Матвей ушел от начальника с тяжелым сердцем и грузом на душе. Не привык он к ответственности такой. Церковь спасать, памятник старины. Это ж разве пустяки? Дома жена успокоила его.

— Ничего, раньше времени не причитай. Иди завтра, посмотри все, а потом и решишь. А коли сможешь сделать, то берись. Святое дело.

На следующий день рано утром Матвей прибыл в церковь, рассказал батюшке о разговоре с начальником и попросил отвести его в подвальное помещение и показать, где старец проживает.

— Это наш Серафим, святым себя пророчит. Ему уж за восемьдесят, а он ни в какую в миру жить не хочет. Монастыря у нас тоже нет поблизости, а родную сторонку, землю-матушку, покидать не желает. Вот и живет себе отшельником. Так и слава Богу, он-то и заметил, что земля ползет под ногами.

За этими разговорами они спустились вниз по крученой лестнице метров на пять в глубину, и оказались в затхлом, полутемном подвале. Лампочка здесь горела, но была тусклой и освещала плохо. В стене была видна дверь, в нее и постучал батюшка.

— Отец Серафим, к тебе гости. — С этими словами он открыл дверь, и они вошли внутрь комнаты, в которой стояла железная кровать, стол, на нем свеча и керосинка, в углу старинный сундук и ларь с продуктами: хлеб, какие-то мешки и пара кастрюль. В противоположном углу располагалась железная бочка, почти полная воды.

— Добро пожаловать, гостям рады — прошамкал пустым ртом старец и предложил гостям присесть на кровать.

— Мне-то недосуг, отец Серафим. Я пойду наверх, у меня дела, служба. А ты вот со строителем поговори, покажи ему рытвины да ухабы. Укреплять будут фундамент, твоя заслуга и бдительность.

Батюшка перекрестился и ушел. Матвей долго проговорил с Серафимом, и за жизнь, и за дела людские, а потом пошли осматривать пол и стены. Было от чего прийти в ужас и забить тревогу. По-хорошему, так в этом подвальном помещении оставаться было нельзя ни на минуту, а тем более, жить.

— Ну вот что, отец Серафим. Ты давай собирайся, выселять тебя будут. А как все отстроим заново, так вернешься, коли захочешь. А может и нет, в дому-то всяко лучше жить, чем в подвале.
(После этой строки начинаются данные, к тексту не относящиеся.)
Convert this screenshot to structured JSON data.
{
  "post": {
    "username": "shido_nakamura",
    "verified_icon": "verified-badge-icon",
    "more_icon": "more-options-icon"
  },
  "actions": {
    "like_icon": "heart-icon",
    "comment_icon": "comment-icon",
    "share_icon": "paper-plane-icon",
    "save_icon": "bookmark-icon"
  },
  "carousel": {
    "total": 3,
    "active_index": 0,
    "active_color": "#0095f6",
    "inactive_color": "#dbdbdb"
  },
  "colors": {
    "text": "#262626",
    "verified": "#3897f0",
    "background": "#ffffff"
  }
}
— Это кому как, — проговорил Серафим, — а я за свои грехи тут отбываю. Тяжки они, сын мой, ой тяжки. За них мне прямая дорога в ад, а ежели мне в аду здесь, на земле прожить, то смилостивится Всевышний, отпустит грехи-то.

Матвей его разглагольствования слушал в пол-уха, все осматривался вокруг и прикидывал, сколько ж здесь работы предстоит и с чего начинать.

К работе над фундаментом приступили через неделю. Серафима вывезли и отправили к какому-то племяннику на время. А вечером, в день перед отправкой, подозвал он к себе Матвея и говорит:

— Ты меня послушай, хороший человек. Я-то коли не вернусь сюда, то мой клад пусть на твоей совести останется. Вот он, мой грех. Никому не рассказывал, ты первый и единственный, кому это страшную тайну доверяю.

Как оказалось, прослужил Серафим в этой церкви с самых ранних лет, а в войну, перед самым ее концом, беда приключилась. Городишко их немец стороной обошел, но наши грузовики да военная техника через него проезжала в сторону фронта, и не раз. И вот однажды зашли в церковь два военных в серьезных чинах и притащили тяжелый увесистый сундучок.

Отец Серафим был в церкви один. Они ему свою поклажу и доверили.

— Тут иконы старинные, да утварь церковная. Несколько церквей в разных городах немцы, отступая, разбомбили. Мы что могли, спасли и вывезли. Но сейчас на фронт едем, немца будем до Берлина гнать, куда нам с этими реликвиями! Ты пока припрячь сундучишко-то, а мы потом вернемся, заберем. В Москву переправим.

Серафим попросил спустить сундук в подвал и обещал хранить его как зеницу ока. А ночью бомбежка разразилась такая, что в их темном городке аж все слышно было и в небе отсветы от взрывов до утра вспыхивали. Поубивало всех, видать, подчистую. Не вернулись больше эти военные за своим грузом. Долго ждал Серафим, и год, и другой. Война уж закончилась, а он все не терял надежды, но затем понял, что сундук, запрятанный в подвале, теперь ему принадлежит, и на его совести, как с ним поступить. Вскрыл он его наконец, а в нем добра старинного, иконы знатные, образа в каменьях, лампады, серебряные да позолоченные оклады, всего не перечесть.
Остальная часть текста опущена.